The club, founded in 1891 on a site near what is now very close to the centre of the city of Las Palmas, on the island of Gran Canaria, moved to a new location in the 1950s on the edge of an extinct volcano at Bandama, a few kilometres away to the south. Leading British golf architect, Phillip Mackenzie Ross was commissioned to undertake the design, and it was that course which formed the basis of Williams’ masterplan.
As David explains “We were initially commissioned by the club back in 2018 to create the masterplan, and produced the initial draft and first modification later that year. After sending out the plan to the members for their comments, the Covid19 pandemic struck – so delayed the formal meeting until this year, although I was able to make another visit in October last year.
During my presentation to the meeting, I commented on a remarkable coincidence. Mackenzie Ross had been elected the first President of the then British Association of Golf Course Architects when it was formed in 1972. Over 25 years later, when the current European Institute was formed by the combination of a number of individual associations, including the British, I was elected as its first President!
My masterplan concentrated on a wide range of course issues, but essentially could be summed up by ‘ making the course easier for the less good golfer, but more testing for the better player’.
The former will be achieved by removing unnecessary bunkers which only threaten the shorter hitters, including many sited behind the greens, none of which were part of Mackenzie Ross’ original designs. Four holes had trees right in the centre of relatively narrow tree-lined fairways, and generally at the drive distance of shorter to average drives.

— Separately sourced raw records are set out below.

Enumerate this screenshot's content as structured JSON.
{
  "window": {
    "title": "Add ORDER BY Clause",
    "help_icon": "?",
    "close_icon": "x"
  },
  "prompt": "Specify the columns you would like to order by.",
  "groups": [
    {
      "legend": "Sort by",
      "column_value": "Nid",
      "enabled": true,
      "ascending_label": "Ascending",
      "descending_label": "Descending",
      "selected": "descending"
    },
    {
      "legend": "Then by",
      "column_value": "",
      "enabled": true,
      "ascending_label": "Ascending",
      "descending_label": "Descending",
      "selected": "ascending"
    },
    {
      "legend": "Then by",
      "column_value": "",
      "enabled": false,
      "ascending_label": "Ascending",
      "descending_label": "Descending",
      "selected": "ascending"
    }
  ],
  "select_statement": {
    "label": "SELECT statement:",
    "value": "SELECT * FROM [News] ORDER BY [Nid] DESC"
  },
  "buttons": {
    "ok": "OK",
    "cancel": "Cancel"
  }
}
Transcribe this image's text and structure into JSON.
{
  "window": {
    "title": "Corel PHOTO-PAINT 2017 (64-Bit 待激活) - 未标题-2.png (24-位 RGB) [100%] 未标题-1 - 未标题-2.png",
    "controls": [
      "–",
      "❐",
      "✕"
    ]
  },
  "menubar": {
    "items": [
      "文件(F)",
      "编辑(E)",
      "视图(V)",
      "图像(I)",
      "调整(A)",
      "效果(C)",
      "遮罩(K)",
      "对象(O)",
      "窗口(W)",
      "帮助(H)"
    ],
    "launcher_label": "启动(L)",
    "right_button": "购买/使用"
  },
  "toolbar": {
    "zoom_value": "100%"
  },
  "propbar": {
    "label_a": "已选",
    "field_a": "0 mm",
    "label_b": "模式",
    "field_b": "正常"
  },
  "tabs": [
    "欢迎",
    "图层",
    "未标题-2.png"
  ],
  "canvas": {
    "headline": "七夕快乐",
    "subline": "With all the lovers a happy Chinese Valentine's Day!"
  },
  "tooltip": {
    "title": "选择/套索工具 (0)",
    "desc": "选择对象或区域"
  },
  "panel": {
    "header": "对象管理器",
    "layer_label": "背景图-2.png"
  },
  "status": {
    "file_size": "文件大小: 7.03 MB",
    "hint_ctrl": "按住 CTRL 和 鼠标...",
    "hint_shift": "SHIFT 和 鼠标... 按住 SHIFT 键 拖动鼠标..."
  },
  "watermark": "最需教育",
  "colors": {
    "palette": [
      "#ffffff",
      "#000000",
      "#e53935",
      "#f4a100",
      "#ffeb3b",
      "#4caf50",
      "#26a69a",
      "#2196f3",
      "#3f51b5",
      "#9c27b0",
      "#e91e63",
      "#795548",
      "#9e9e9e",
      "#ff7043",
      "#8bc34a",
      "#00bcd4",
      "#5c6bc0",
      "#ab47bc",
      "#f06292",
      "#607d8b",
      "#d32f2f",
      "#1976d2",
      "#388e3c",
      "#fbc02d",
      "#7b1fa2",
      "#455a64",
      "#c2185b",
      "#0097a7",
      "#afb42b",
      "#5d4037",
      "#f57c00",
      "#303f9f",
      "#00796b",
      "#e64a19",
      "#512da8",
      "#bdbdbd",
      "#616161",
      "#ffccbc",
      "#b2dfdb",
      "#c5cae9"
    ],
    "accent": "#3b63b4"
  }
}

Perhaps the biggest beneficiaries will be the ladies, whose current tees are all far too far back in relationship with the men, with none falling into the desired 80% to 85% ratio from the men’s general play tees. In consequence, all holes will receive a new set of ladies tees, bringing the tees up to four in number on each hole. Given the general agreement to this proposal, work had already been completed on a few new tees, including the par 5 9th and 18th holes , which were inspected during the visit.
In contrast, the three relatively short par 5 holes all had totally unguarded fairways with relatively wide landing areas between the tree lines. The masterplan has introduced drive bunkering on all three holes, at drive landing distance of better players to introduce an element of strategic ‘risk and reward’ for such players to the three holes.
The masterplan discusses all the existing bunkering, and new methods of lining and edging to effect a playing and visual improvement. An important chapter also focussed on sustainability, where the masterplan’s suggestion of eliminating irrigation to all the carry areas has already been started.”
The masterplan, as well as containing existing and proposed hole descriptions and plans, also included copies of Mackenzie Ross’ original green designs with comparison with their existing versions. Other topics within the plan included possible location for a course reservoir, improvements to practice facilities (including the provision of a new Short Game Practice Area), the overall balance of the course, trees (the course was wide open in Mackenzie Ross’ time!), soils, paths, the effect of the wind and rain on the course!
The General Meeting, chaired by President Salvador Cuyas Morales, unanimously approved the Masterplan, which will now form the basis of all re-construction work at the course over the next few years. Club Captain Mark Hammond and former General Manager Javier Suarez Fuentes also spoke.
The majority of the recent existing re-construction work has been undertaken by the existing greenstaff, lead by relatively new Head Greenkeeper, Fernando Suarez, who has considerable construction experience. During his visit, David joined the Greens team in marking out projects to be undertaken in the next few months, where although the weather and climate is ideal, it is the low season for Canary Islands tourism, where the winter months are busiest, especially in golf tourism.